9.3 Cross Validation

A common danger in modeling is overfitting. Overfitting happens when we create a model that behaves perfectly with our data, predicting a large percentage of the dependent variable, but when generalizing it is not able to predict the data that come from reality. On the other hand, underfitting occurs when we create a model that does not fit our data (our sample of the population), and therefore will not fit properly to the reality. In none of the cases we can say that our model is generalizable.

To explain it in a less technical language, let’s give an example. Imagine that you would like to move to Japan, and therefore you have decided to study the language from home. Let’s put two suppositions.

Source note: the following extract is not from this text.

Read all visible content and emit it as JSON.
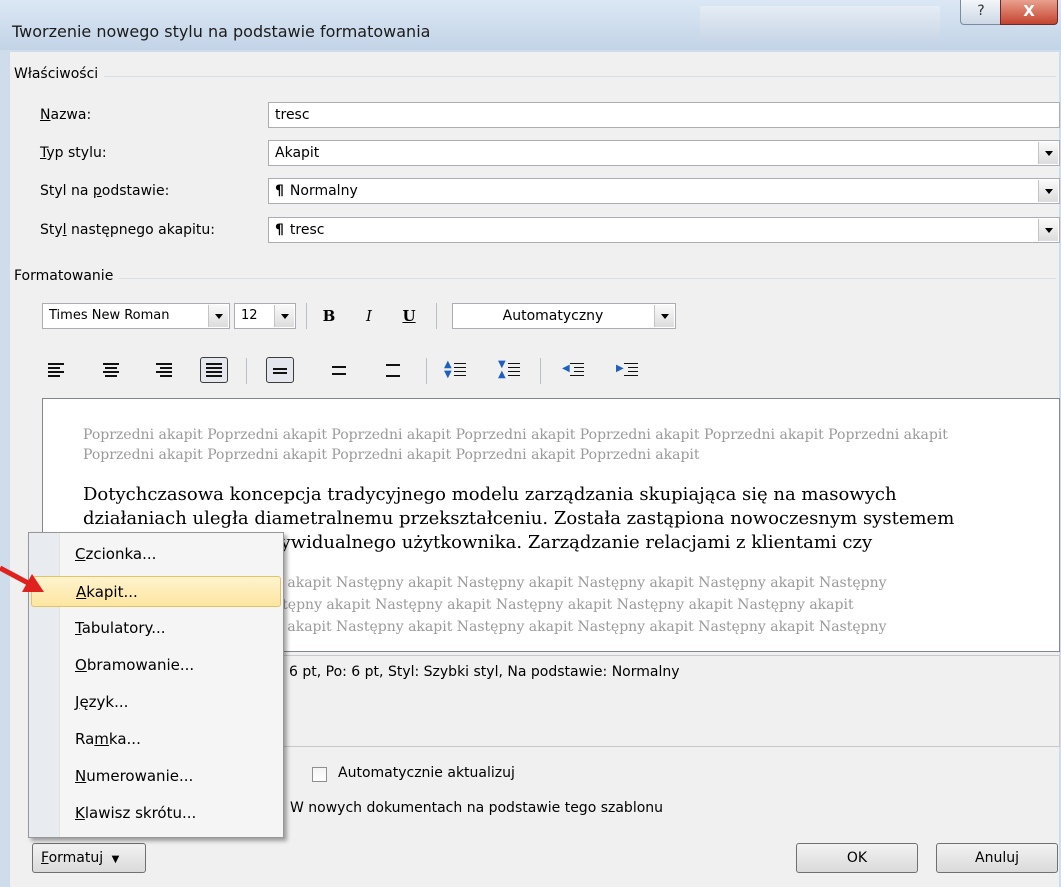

  • Overfitting: You decide that you are going to see all the episodes of Dragon Ball to get an idea of the language before going to Japan. You repeat all the sagas of this series several times during a year, and once you know perfectly the language of the series you think you are ready to start your trip to Japan. You pack your bag and take the first flight, and when you arrive at Tokyo airport you have your first conversation with a Japanese person. You quickly realize that you don’t understand practically anything he’s saying to you, and every time you talk (thing like “Kamehamehaaa!!!” or “Yūgō!!”) he looks at you strangely, as if you weren’t speaking the right way. You have trained your mind very well with specific data that is not able to be generalized to other contexts and situations, so it is not useful for your purpose. This would be a case of Overfitting.

  • Underfitting: You decide that you are going to read some of the Japanese dictionary before you leave. You spend two days reading the dictionary and the third day you take a flight to Tokyo. Obviously, when you arrive at Tokyo airport and start talking to a Japanese person, you don’t understand anything he says to you and you can’t articulate a word. You have trained your mind badly with very poor data, so although the words you have studied are used in more general contexts, you are not able to reach your goal. This would be a case of Underfitting.

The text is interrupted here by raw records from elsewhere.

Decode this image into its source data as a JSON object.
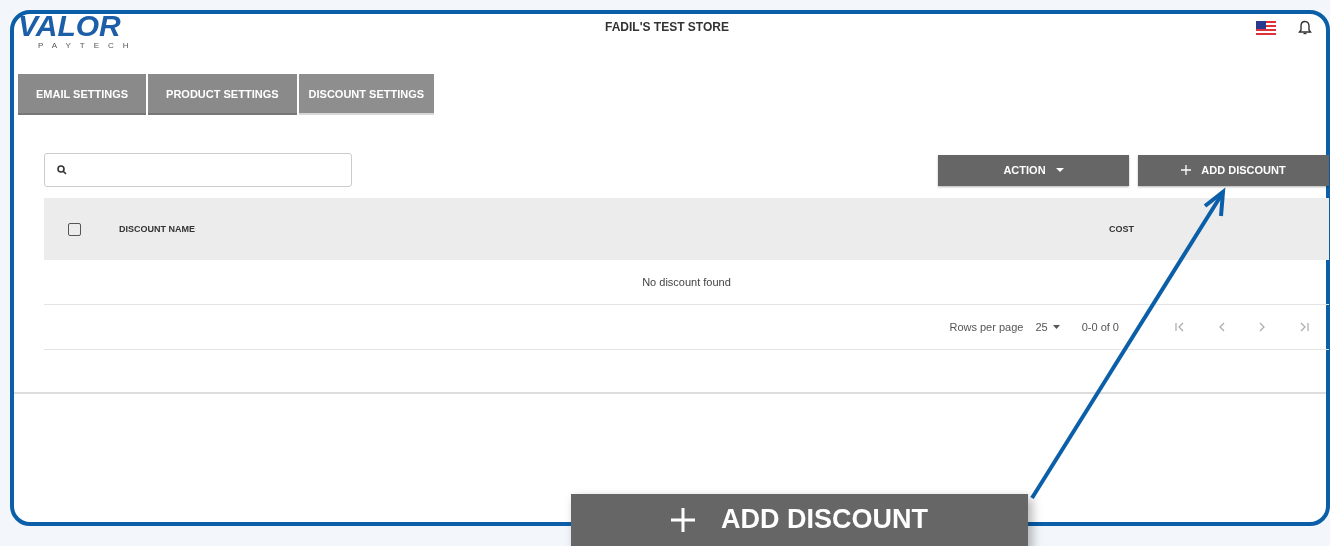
{
  "logo": {
    "name": "VALOR",
    "tagline": "PAYTECH"
  },
  "store_title": "FADIL'S TEST STORE",
  "tabs": [
    {
      "label": "EMAIL SETTINGS",
      "selected": false
    },
    {
      "label": "PRODUCT SETTINGS",
      "selected": false
    },
    {
      "label": "DISCOUNT SETTINGS",
      "selected": true
    }
  ],
  "buttons": {
    "action": "ACTION",
    "add": "ADD DISCOUNT"
  },
  "table": {
    "select_all_checked": false,
    "columns": [
      "DISCOUNT NAME",
      "COST"
    ],
    "empty_message": "No discount found"
  },
  "pagination": {
    "rows_label": "Rows per page",
    "rows_value": "25",
    "range": "0-0 of 0"
  },
  "callout": {
    "label": "ADD DISCOUNT"
  }
}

In the graphs we can identify, on the left, the underfitting model, and on the right the overfitting model. But how could we solve this problem?

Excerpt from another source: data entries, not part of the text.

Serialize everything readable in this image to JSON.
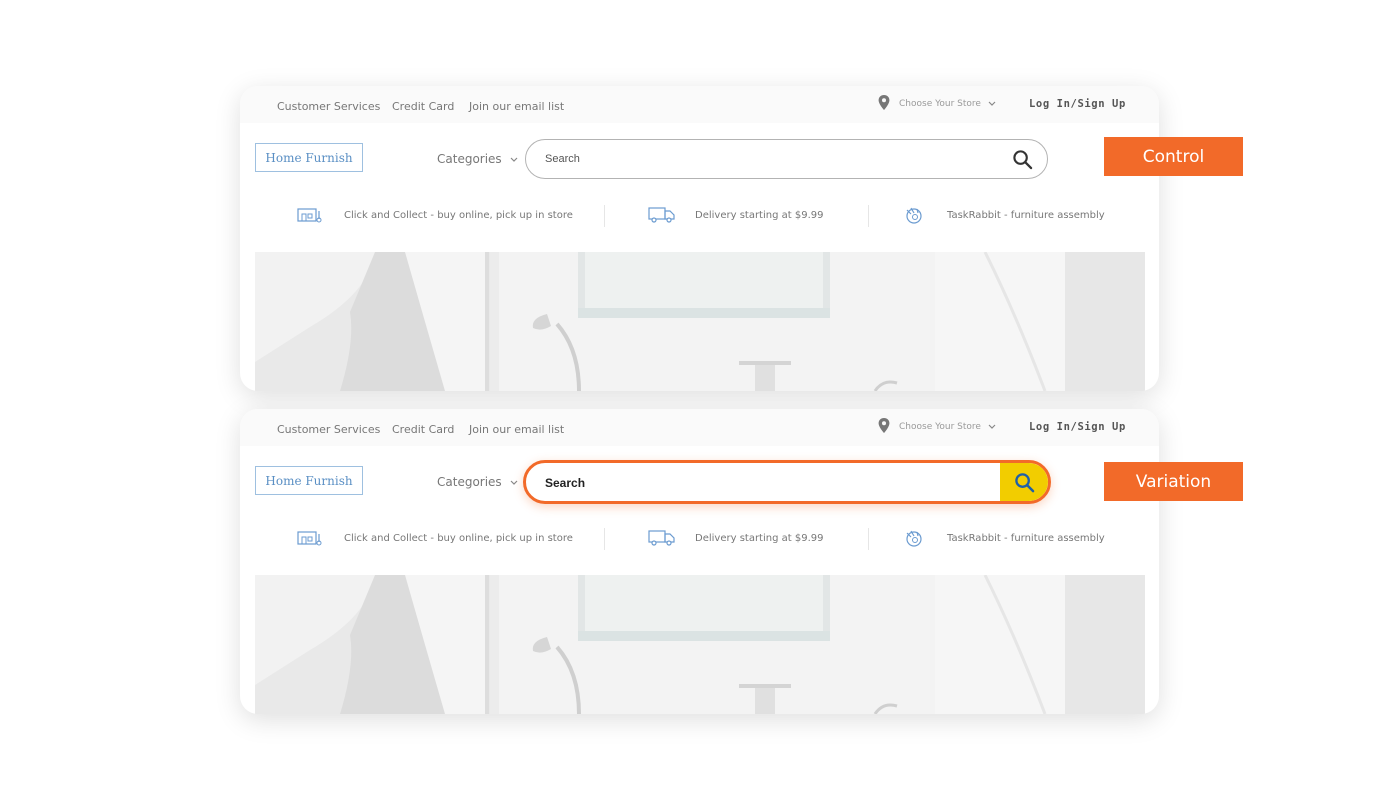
{
  "utility_links": [
    "Customer Services",
    "Credit Card",
    "Join our email list"
  ],
  "store_label": "Choose Your Store",
  "login_label": "Log In/Sign Up",
  "logo_text": "Home Furnish",
  "categories_label": "Categories",
  "search_placeholder": "Search",
  "perks": [
    {
      "icon": "store-icon",
      "text": "Click and Collect - buy online, pick up in store"
    },
    {
      "icon": "truck-icon",
      "text": "Delivery starting at $9.99"
    },
    {
      "icon": "taskrabbit-icon",
      "text": "TaskRabbit - furniture assembly"
    }
  ],
  "labels": {
    "control": "Control",
    "variation": "Variation"
  },
  "colors": {
    "accent": "#f26a29",
    "search_button": "#f2cd00",
    "logo": "#5a8fc4"
  }
}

Following the example, let’s imagine that we find a bar in our city where we can talk to Japanese people to practice our language. If we follow the first strategy, the first time we get there the same thing will happen, but we will realize about our mistakes in a controlled environment and we have time to return home and train with other situations. This is called Cross Validation. We divide our data into training sets and test sets to check that our model not only works correctly with the data I use to train it, but also with new data that has nothing to do with the training set.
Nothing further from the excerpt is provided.